People think of ESPN as that channel they flip to to catch some sports highlights. It’s a great source of scores and news from around the world of sports. But it’s also a place to go to for some great storytelling. E:60, the award winning sports documentary series, told two great stories in a primetime special tonight.

The first of the two stories was titled “Paradise: From the Ashes.” It followed a high school football team from a small town in California that was all but destroyed in the 2018 wildfires. Thousands of people lost their homes and families were forced to leave the town.

That’s more than enough to break the spirit of a person, but Paradise High School football team wasn’t ready to give up. Less than a year after those fires, the team returned to their home field to kick off their 2019 season.

This is one of those incredibly powerful sports stories that easily could have been made into a Disney movie, along the same lines of Remember the Titans or Miracle.

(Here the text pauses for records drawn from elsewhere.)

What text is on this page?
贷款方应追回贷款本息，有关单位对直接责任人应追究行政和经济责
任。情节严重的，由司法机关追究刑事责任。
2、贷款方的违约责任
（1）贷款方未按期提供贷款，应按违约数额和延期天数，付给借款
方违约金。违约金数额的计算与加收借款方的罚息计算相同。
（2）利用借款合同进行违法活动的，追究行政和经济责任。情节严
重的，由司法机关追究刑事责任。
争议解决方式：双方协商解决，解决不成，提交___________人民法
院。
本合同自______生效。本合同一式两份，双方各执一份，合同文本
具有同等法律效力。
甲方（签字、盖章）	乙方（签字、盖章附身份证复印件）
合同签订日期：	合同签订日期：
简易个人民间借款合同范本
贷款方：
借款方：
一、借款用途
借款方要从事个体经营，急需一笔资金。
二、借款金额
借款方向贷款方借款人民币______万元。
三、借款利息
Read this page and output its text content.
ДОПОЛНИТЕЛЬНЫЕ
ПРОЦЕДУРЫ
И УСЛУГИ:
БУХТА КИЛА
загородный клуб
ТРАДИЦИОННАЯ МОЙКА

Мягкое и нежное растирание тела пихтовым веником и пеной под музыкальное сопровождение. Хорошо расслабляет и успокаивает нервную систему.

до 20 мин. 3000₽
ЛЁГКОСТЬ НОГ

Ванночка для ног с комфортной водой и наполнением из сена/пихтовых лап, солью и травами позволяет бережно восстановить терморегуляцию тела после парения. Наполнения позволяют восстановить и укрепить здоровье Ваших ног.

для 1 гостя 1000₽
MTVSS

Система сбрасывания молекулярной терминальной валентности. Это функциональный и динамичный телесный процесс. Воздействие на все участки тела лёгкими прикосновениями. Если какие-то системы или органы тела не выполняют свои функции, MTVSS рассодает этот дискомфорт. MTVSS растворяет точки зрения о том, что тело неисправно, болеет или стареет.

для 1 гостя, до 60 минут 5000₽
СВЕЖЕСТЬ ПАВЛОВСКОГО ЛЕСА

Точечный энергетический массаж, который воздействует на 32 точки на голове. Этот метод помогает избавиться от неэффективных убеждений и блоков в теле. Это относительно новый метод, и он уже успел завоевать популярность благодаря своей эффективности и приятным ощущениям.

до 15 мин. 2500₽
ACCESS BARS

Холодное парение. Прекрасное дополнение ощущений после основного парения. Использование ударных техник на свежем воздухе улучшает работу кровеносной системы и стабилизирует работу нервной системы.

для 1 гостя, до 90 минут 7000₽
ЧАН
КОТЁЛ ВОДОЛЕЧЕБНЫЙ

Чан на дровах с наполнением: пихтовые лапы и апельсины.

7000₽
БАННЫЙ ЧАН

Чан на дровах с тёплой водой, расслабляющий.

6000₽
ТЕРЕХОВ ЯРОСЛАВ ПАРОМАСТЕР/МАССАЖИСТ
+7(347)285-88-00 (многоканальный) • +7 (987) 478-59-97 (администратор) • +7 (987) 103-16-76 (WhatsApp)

It was incredibly powerful to see how much the game meant to that team and that town. It was one of those stories that I followed to the point where I was openly rooting for a team I had never heard of in a game that happened months ago.

And of course, E:60 tells this story in their familiar, award-winning way, with beautiful and impactful imagery, emotional interviews and a great message.

After that heavy material in the first story, it was nice to get to a more lighthearted piece in the second story, titled “Game One.” After being on the air for 40 years, ESPN has broadcasted and recorded a lot of sporting events. But only one event was first, and that was a slo-pitch softball game between the Kentucky Bourbons and the Milwaukee Schlitz.

So naturally, for their 40th anniversary ESPN wanted to share a look at their first ever live sporting event. There was only one problem though: the tapes were missing. Somehow ESPN had lost the tapes of their first ever live event and E:60 went on a hunt to track them down.

The game being a slo-pitch softball game helped make this a fun watch, as the former players being interviewed were just normal people as opposed to former million dollar-earning athletes. There was at least a touch of humor to every question being asked and it made this a very enjoyable story.

Aside from the humor though, once the tapes were actually found and showed, it was really cool to see the 40-year-old footage of an event played on what appeared to be a grass lot  that just happened to be available that day. As someone who has grown up watching ESPN, it was fun to see how far the network has come.

Both of these stories made for yet another fantastic E:60 special that sports fans are sure to enjoy.